崔瑗擅名北中,迹罕南渡,世有得其摹者,王献之见而称美,以为功类伯英,
崔瑗效李斯,点画如铁石,崔寔才俊,门法﹙家法﹚不坠,崔瑗笔势甚快,而结字小疏。﹙王僧虔《论书》﹚
罗晖、赵袭并称西州﹙西凉。今甘肃﹚,刘德升之妙,钟繇、胡昭各采其美。
刘德升为钟、胡所师,两贤并有肥瘦之断。﹙王僧虔《论书》﹚
蔡邕作《圣皇篇》成,又创飞白之书。伯喈非流纨体素,不妄下笔。﹙王僧虔《论书》﹚
师宜致酒简之多。﹙王僧虔《论书》﹚
师宜官巧能售酒,鸿都为最,能大能小,师宜悬帐之奇,罕有遗迹。师宜官之高名,徒彰史牒。伯英临池之妙,无复馀踪。伯英之笔,穷神静思。﹙王僧虔《论书》﹚
伯英以称圣居首。﹙《书品》﹚
伯英重以重繁,饰之铦利,加之奋逸,时言草圣,首出常伦。﹙《书旨述》﹚
文舒声劣于兄,时云亚圣。毛宏,梁鹄弟子,教于秘书,八分皆传其宏法。﹙王僧虔《论书》﹚
若子邑之纸,研染辉光。左伯分镳梁、邯。
张超子并,留侯之后,妙绝时人,史笔称载。
张芝弟子,姜詡、梁宣、田彦和并善草书,孙敬画地学书,遂工篆隶,傅奕善书而得富。
唐综,作蛇书。
及汉祭酒许慎撰《说文》,用篆书为正,以为体例,最新,可得而论也。﹙卫恒《四体书势》﹚
遗风馀采,莫与比盛。汉之得人,于斯为盛。秦汉之际,于斯为盛。
汉宣帝立各家《尚书》、《礼》、《易》、《春秋》。甘露三年,诏诸儒讲五经异同于石渠阁。

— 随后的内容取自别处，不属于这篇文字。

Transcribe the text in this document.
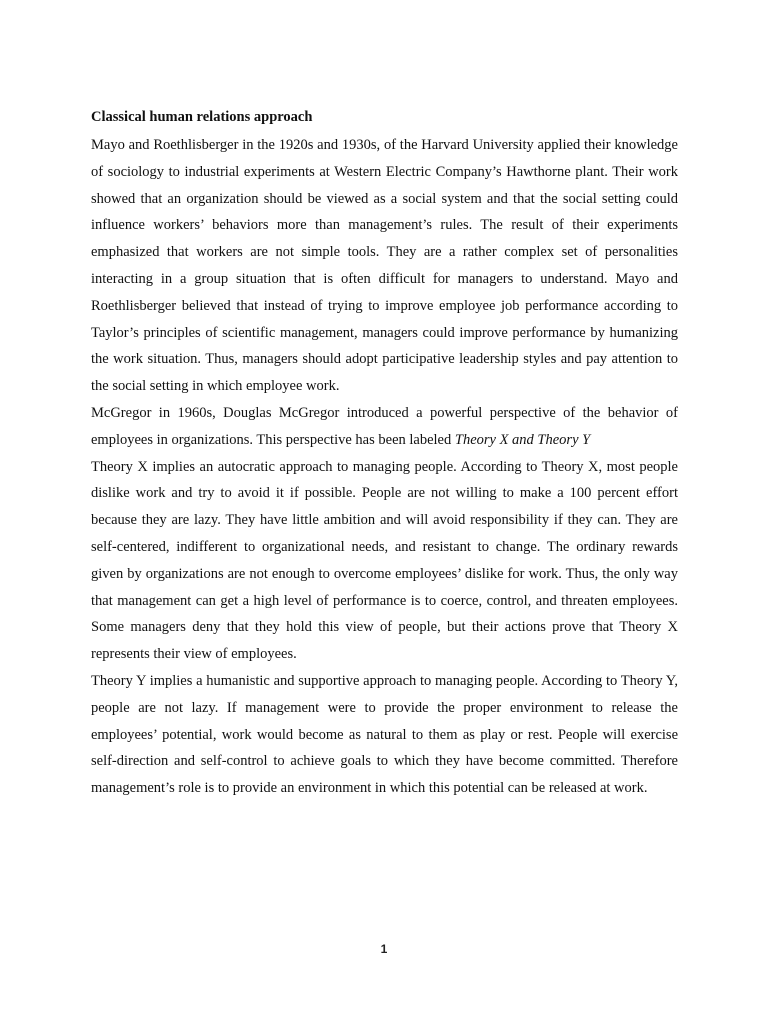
Classical human relations approach

Mayo and Roethlisberger in the 1920s and 1930s, of the Harvard University applied their knowledge of sociology to industrial experiments at Western Electric Company’s Hawthorne plant. Their work showed that an organization should be viewed as a social system and that the social setting could influence workers’ behaviors more than management’s rules. The result of their experiments emphasized that workers are not simple tools. They are a rather complex set of personalities interacting in a group situation that is often difficult for managers to understand. Mayo and Roethlisberger believed that instead of trying to improve employee job performance according to Taylor’s principles of scientific management, managers could improve performance by humanizing the work situation. Thus, managers should adopt participative leadership styles and pay attention to the social setting in which employee work.

McGregor in 1960s, Douglas McGregor introduced a powerful perspective of the behavior of employees in organizations. This perspective has been labeled Theory X and Theory Y

Theory X implies an autocratic approach to managing people. According to Theory X, most people dislike work and try to avoid it if possible. People are not willing to make a 100 percent effort because they are lazy. They have little ambition and will avoid responsibility if they can. They are self-centered, indifferent to organizational needs, and resistant to change. The ordinary rewards given by organizations are not enough to overcome employees’ dislike for work. Thus, the only way that management can get a high level of performance is to coerce, control, and threaten employees. Some managers deny that they hold this view of people, but their actions prove that Theory X represents their view of employees.

Theory Y implies a humanistic and supportive approach to managing people. According to Theory Y, people are not lazy. If management were to provide the proper environment to release the employees’ potential, work would become as natural to them as play or rest. People will exercise self-direction and self-control to achieve goals to which they have become committed. Therefore management’s role is to provide an environment in which this potential can be released at work.

1
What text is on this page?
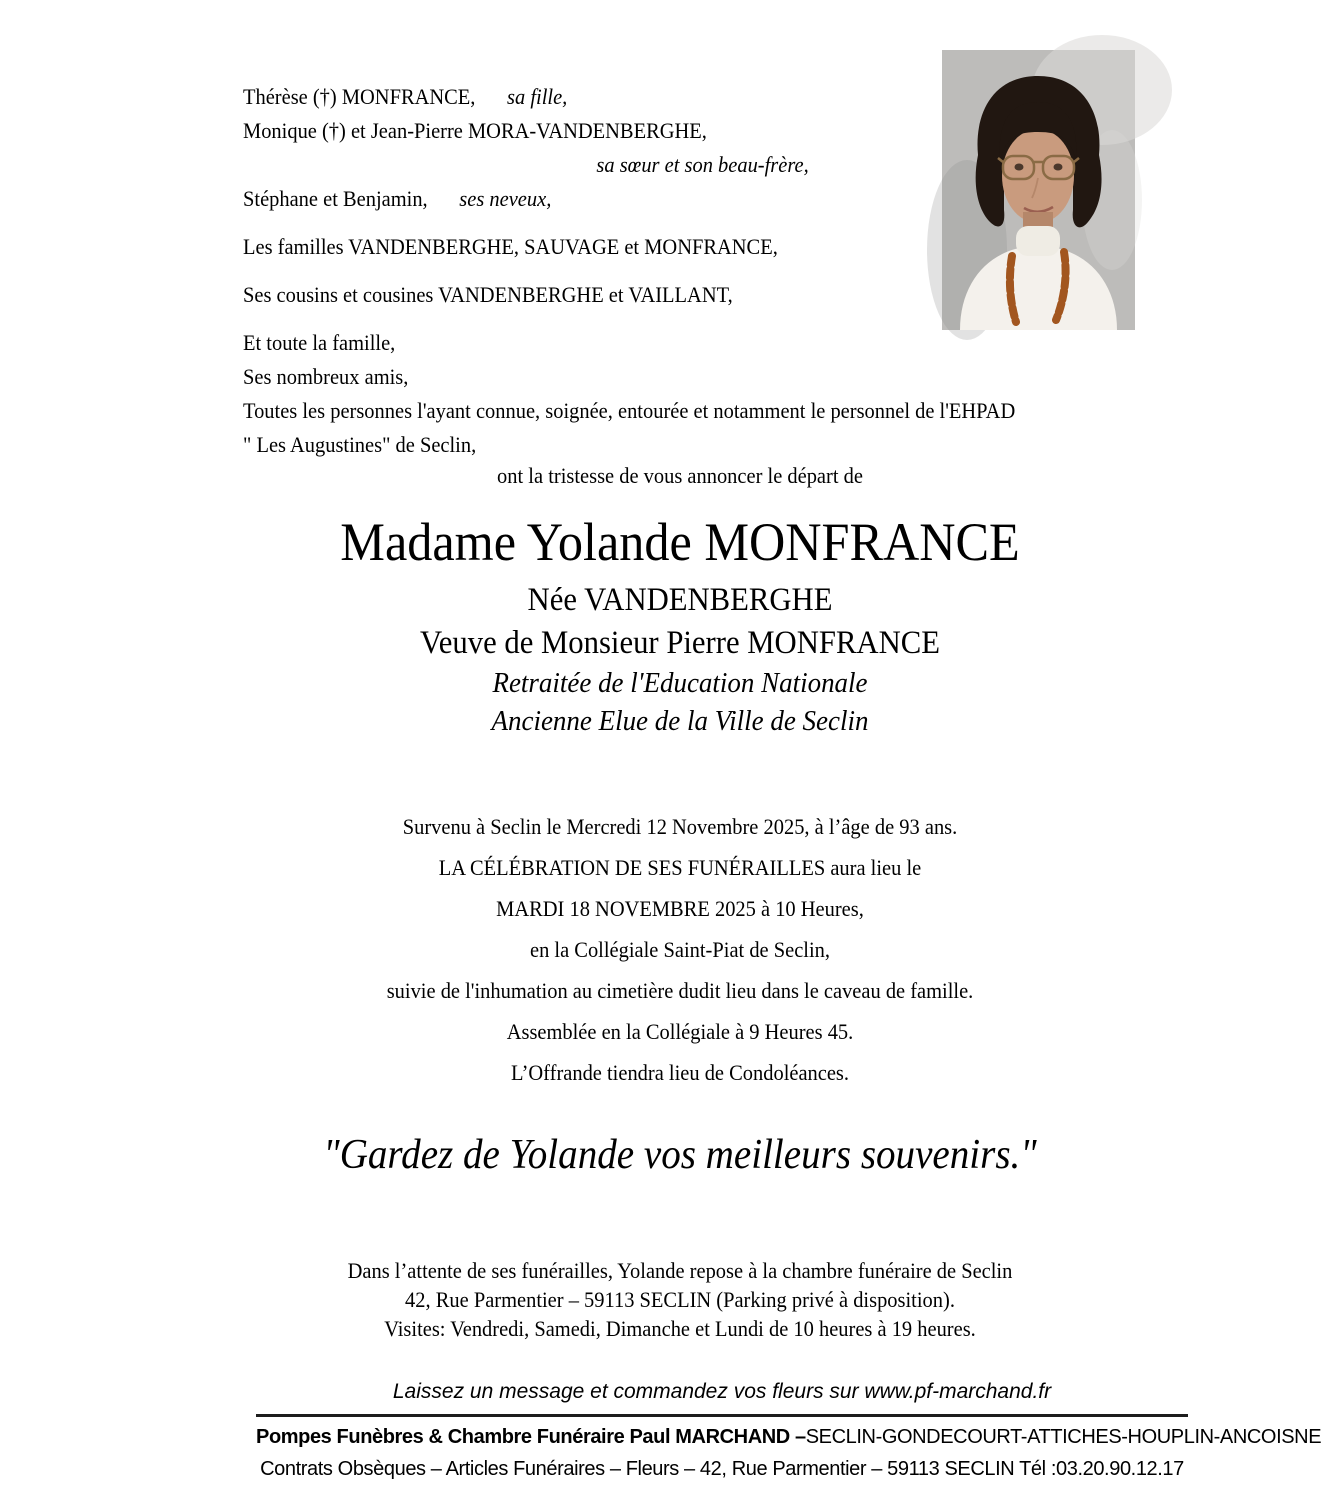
Thérèse (†) MONFRANCE, sa fille,
Monique (†) et Jean-Pierre MORA-VANDENBERGHE,
sa sœur et son beau-frère,
Stéphane et Benjamin, ses neveux,
Les familles VANDENBERGHE, SAUVAGE et MONFRANCE,
Ses cousins et cousines VANDENBERGHE et VAILLANT,
Et toute la famille,
Ses nombreux amis,
Toutes les personnes l'ayant connue, soignée, entourée et notamment le personnel de l'EHPAD
" Les Augustines" de Seclin,
ont la tristesse de vous annoncer le départ de
Madame Yolande MONFRANCE
Née VANDENBERGHE
Veuve de Monsieur Pierre MONFRANCE
Retraitée de l'Education Nationale
Ancienne Elue de la Ville de Seclin
Survenu à Seclin le Mercredi 12 Novembre 2025, à l’âge de 93 ans.
LA CÉLÉBRATION DE SES FUNÉRAILLES aura lieu le
MARDI 18 NOVEMBRE 2025 à 10 Heures,
en la Collégiale Saint-Piat de Seclin,
suivie de l'inhumation au cimetière dudit lieu dans le caveau de famille.
Assemblée en la Collégiale à 9 Heures 45.
L’Offrande tiendra lieu de Condoléances.
"Gardez de Yolande vos meilleurs souvenirs."
Dans l’attente de ses funérailles, Yolande repose à la chambre funéraire de Seclin
42, Rue Parmentier – 59113 SECLIN (Parking privé à disposition).
Visites: Vendredi, Samedi, Dimanche et Lundi de 10 heures à 19 heures.
Laissez un message et commandez vos fleurs sur www.pf-marchand.fr
Pompes Funèbres & Chambre Funéraire Paul MARCHAND –SECLIN-GONDECOURT-ATTICHES-HOUPLIN-ANCOISNE
Contrats Obsèques – Articles Funéraires – Fleurs – 42, Rue Parmentier – 59113 SECLIN Tél :03.20.90.12.17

三古能书不著己名,《石鼓》为史籀作乃议拟之辞,《延陵墓石》为孔子题乃附会之说。﹙《广艺舟双楫﹒十家》﹚
去古渐远,书体渐真。﹙《书法约言﹒论作字之始》﹚
若乃龙凤龟麟之名,穗云科斗之号,篆籀嗣作,古隶爰兴,时易代新,不可殚述。﹙《书法雅言﹒书统》﹚
信后传今,篆隶焉尔。历周及秦,自汉逮晋,真行迭起,章草浸孳,文字菁华,敷宣尽矣。﹙《书法雅言﹒书统》﹚
书契之作,肇自颉皇,佐隶之简,兴于嬴政。他若鸟宿芝英之类,鱼虫薤叶之流,纪梦瑞于当年,图形象于一日。﹙《书法雅言﹒古今》﹚
未见真迹,徒慕虚名,风格既湮,考索何据?信今传后,责在同文,探颐搜奇,要非适用。